Lucynda listened to my list of must-haves and want-to-haves and carefully measured the spaces we had to work with. There were many challenges to work around. The back entrance of the house was actually on the back side, so entering at night especially was sketchy. I don’t like entering a house directly into a living room area, and this was how the house was designed.
The kitchen was dismal. Dark. The only appliance that worked was a microwave, and it went away with the previous owner! The house has two fireplaces, but the previous owner had never used them, creating uncertainty about their functionality.
And I have a budget, those pesky numbers that we try to live within.
By mid-October, Lucynda had come up with 2 plans for consideration! One, more traditional, used the rooms as they were, with upgrades and the addition of a fabulous front porch and screened porch. I had thought the screened porch would be out the back of the house, but she recognized the shady, private side yard as the perfect place to build it. Why have a view of the porch in the hot sun when we could have a shady, welcoming location? I’m convinced.

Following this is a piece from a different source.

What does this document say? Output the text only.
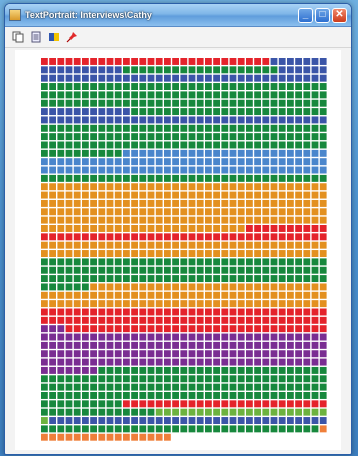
TextPortrait: Interviews\Cathy	_	□ ✕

The second plan was a revolution of space. It ‘re-purposed’ many of the rooms to be in a more user-friendly configuration, resulting in a two bedroom/2 bathroom house that offered the kind of space I really wanted.
My daughter was a skeptic. Laura expressed concern about the resale value of the house if it was reduced from three bedrooms to two. My response: “That will be your problem, sweetie!”